Quasi-history: As if Aristotle Taught Alexander about Democracy

 This article is also available in Macedonian | Овој напис е достапен и на македонски
- на Блогерај: Квазиисторија: Аристотел демек го учел Александар за демократија
- на Блогспот: Квазиисторија: Аристотел демек го учел Александар за демократија

In the city of Skopje, by the Vardar River, under the lion of the type called “Cringer” which is nearest to the Kale fortress, there’s a relief which seems to portray the philosopher Aristotle holding a lecture for the young prince Alexander. Aristotle holds a scroll with the inscription “ΔEMO КРАТИYАТА Е ОСНОVA НА СΛОBOΔATA” which can be translated as “The Democracy is the foundation of freedom.”

An ancient student who looks like the future king Alexander II and
an ancient teacher who resembles philosopher Aristotle on a Skopje 2014 relief.
Nine muses in the background.
I found out that the author of this propagandistic work from the Skopje 2014 project is the artist Koki Janev. However the messages of the relief are totally out of sync with the historical data. Based on my general knowledge, it seemed illogical to attribute teachings about freedom and democracy to the king Alexander of Macedon, whose whole career consisted in establishing and maintaining absolutist rule. On top of his perception that he is the absolute earthly ruler, he also considered himself to be a god. Or, in his more modest mood, he only thought of himself as a son of a god.

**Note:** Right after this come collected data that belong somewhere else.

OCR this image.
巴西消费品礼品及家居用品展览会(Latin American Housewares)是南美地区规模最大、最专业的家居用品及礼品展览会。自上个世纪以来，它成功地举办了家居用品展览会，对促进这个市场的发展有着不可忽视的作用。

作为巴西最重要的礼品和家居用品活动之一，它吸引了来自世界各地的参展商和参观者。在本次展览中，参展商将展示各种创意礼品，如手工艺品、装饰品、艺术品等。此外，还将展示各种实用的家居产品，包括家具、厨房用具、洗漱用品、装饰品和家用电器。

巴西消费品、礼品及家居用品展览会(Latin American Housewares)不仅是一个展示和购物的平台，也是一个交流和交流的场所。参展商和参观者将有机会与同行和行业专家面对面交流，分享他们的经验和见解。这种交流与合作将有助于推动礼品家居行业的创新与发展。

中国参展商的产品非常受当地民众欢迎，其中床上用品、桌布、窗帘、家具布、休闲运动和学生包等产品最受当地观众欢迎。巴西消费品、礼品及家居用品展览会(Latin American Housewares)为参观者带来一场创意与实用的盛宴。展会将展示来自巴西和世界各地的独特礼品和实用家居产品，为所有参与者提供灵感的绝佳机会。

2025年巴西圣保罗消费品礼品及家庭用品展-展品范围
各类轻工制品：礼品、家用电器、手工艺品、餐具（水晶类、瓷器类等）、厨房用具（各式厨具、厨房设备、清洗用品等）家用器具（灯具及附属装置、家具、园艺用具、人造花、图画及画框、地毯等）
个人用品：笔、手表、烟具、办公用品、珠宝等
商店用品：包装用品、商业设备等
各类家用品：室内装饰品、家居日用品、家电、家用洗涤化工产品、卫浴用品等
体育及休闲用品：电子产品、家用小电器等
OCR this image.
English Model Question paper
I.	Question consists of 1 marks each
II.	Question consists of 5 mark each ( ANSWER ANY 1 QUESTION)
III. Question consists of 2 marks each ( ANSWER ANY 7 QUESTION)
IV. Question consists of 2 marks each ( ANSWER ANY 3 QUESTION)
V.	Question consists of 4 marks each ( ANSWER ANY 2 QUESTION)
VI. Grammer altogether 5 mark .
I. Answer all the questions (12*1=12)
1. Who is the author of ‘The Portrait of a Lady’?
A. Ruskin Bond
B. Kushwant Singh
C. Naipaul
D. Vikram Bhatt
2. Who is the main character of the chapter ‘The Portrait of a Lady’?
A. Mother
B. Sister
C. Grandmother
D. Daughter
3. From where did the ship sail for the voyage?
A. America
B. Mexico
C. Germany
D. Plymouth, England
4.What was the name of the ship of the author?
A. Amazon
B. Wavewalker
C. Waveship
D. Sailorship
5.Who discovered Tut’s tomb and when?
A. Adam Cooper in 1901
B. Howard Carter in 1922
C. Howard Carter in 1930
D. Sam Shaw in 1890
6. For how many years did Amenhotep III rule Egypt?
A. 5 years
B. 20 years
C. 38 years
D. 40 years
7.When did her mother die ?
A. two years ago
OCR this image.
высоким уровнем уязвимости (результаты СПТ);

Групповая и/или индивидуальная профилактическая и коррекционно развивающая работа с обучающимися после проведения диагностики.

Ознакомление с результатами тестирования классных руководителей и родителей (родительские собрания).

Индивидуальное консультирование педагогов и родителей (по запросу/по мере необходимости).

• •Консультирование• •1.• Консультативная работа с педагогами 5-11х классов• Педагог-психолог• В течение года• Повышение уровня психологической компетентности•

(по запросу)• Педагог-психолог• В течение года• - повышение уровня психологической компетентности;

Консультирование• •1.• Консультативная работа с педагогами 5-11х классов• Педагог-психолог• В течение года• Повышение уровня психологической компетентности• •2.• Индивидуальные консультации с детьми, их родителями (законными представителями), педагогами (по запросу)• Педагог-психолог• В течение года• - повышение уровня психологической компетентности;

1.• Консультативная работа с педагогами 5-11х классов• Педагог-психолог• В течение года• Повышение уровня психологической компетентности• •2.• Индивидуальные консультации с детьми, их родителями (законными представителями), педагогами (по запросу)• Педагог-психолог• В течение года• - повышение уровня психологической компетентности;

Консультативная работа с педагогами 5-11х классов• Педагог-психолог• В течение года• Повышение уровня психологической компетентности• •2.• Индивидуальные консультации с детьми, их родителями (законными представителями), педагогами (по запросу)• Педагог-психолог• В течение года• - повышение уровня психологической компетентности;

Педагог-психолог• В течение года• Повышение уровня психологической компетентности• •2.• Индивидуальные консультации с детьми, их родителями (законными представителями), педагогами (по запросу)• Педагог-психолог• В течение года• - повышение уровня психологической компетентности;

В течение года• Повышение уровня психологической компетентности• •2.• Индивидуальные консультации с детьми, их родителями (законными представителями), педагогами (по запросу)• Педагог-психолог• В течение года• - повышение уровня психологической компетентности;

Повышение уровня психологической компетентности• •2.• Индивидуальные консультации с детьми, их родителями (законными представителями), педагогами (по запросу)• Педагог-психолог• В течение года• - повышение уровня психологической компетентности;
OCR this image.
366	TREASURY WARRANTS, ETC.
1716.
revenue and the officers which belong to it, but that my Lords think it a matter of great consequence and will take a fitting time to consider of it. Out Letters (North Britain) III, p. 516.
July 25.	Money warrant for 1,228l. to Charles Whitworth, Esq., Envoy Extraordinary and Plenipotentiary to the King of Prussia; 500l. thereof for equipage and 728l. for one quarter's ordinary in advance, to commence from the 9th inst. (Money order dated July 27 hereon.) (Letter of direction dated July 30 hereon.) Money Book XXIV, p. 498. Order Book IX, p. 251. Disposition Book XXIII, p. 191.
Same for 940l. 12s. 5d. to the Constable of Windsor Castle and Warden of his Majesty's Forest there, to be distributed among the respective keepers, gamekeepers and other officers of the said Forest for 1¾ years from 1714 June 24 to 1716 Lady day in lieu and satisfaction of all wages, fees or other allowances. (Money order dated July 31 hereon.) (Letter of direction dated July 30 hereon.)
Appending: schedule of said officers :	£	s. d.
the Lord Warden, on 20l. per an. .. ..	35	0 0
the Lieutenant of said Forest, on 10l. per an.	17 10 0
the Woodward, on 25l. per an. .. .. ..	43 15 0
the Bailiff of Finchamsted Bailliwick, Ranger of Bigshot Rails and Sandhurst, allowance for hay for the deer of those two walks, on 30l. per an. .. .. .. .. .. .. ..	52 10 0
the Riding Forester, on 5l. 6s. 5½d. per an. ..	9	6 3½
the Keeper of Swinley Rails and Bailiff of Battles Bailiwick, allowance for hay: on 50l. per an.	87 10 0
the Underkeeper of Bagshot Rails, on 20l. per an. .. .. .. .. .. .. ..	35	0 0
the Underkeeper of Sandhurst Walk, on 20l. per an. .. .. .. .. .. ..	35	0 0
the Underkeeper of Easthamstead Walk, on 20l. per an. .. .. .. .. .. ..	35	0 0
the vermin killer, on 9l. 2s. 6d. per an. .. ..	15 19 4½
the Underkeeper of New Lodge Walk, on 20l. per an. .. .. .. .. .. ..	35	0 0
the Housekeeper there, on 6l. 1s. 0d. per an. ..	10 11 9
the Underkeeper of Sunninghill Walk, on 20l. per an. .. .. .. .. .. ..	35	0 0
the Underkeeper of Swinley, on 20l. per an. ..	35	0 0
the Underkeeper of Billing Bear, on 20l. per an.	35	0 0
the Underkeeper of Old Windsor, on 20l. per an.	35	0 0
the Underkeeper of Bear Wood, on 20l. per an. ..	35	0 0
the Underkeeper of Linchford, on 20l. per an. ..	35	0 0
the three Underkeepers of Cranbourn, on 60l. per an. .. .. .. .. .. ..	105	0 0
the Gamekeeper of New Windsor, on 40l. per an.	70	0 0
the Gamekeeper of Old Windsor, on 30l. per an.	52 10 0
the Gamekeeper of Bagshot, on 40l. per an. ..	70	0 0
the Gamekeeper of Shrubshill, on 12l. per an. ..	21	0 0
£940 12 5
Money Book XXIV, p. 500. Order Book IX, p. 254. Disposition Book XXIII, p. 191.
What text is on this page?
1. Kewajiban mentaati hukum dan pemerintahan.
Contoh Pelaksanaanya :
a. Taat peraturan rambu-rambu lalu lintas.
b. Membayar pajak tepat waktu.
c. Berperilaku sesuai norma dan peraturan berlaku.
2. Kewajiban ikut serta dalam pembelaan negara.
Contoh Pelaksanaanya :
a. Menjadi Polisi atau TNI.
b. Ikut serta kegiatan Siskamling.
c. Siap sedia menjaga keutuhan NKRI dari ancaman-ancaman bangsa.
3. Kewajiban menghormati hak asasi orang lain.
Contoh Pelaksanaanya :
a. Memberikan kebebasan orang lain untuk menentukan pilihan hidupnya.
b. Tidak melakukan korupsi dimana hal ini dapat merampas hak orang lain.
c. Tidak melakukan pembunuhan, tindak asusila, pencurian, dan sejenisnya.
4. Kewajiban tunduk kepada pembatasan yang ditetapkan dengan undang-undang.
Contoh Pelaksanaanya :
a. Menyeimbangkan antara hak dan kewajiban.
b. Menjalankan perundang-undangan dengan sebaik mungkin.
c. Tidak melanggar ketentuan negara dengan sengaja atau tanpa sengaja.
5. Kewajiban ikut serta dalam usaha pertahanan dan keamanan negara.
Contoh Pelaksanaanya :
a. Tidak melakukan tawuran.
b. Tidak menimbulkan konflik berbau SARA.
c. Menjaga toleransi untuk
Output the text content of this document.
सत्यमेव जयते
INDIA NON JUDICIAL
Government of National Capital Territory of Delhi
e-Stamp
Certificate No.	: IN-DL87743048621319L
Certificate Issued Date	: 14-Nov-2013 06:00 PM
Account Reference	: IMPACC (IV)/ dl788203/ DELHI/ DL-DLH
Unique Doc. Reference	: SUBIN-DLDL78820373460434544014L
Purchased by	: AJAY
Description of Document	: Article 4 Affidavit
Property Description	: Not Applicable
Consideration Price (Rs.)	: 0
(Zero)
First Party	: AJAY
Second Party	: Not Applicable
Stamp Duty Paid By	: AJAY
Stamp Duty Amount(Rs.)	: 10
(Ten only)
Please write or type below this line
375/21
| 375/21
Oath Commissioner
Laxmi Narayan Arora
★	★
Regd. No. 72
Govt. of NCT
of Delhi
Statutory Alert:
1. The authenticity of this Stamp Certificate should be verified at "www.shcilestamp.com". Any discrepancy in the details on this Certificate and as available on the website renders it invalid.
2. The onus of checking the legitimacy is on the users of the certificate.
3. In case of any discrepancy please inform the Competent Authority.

To obtain more information on Aristotle I addressed prof. Katerina Kolozova, PhD from the Institute of Social Sciences and Humanities in Skopje, considering that her academic work also covered analysis of that historical period. For instance, in 2000 she had published the book “Hellenes and Death” („Хелените и смртта“). She responded:

“If the teacher on this relief indeed represents Aristotle, then I would advise the author to read anything by Aristotle, or at least to make an internet search. Aristotle based his political thought on critique of democracy and defended the idea of aristocratic/monarchist rule.”
Macedonian kings, who later become Persian shahs, practiced their power in totally undemocratic manner. Alexander and his father openly acted in despotic and tyrannical fashion, and their kingdom of Macedon lacked any tradition of rudimentary slaveholding democracy as some Greek city-states or Rome. For instance, while freedom of speech ranked among the basic values of ancient democracies (part of the Roman concept of libertas), on one occasion Alexander murdered one of his closest friends, Cleitus, for daring to talk back to him.

We should believe that in ancient times the people spoke the modern Macedonian language but used a combination of contemporary and future scripts to write in it? Cyrillic alphabet was invented over 1000 years later.
In addition, even more illogical is the representation of the “educational” inscription with a mix of three scripts: Latin, Cyrillic, and Greek. The relief also presents a Sun resembling the ancient symbol used in Macedon which featured 16 rays. This one, only has 8 rays.

View of the front side of the basis of the lion statue.

Relief on the opposite side, with a view from the Goce Delchev Boulevard.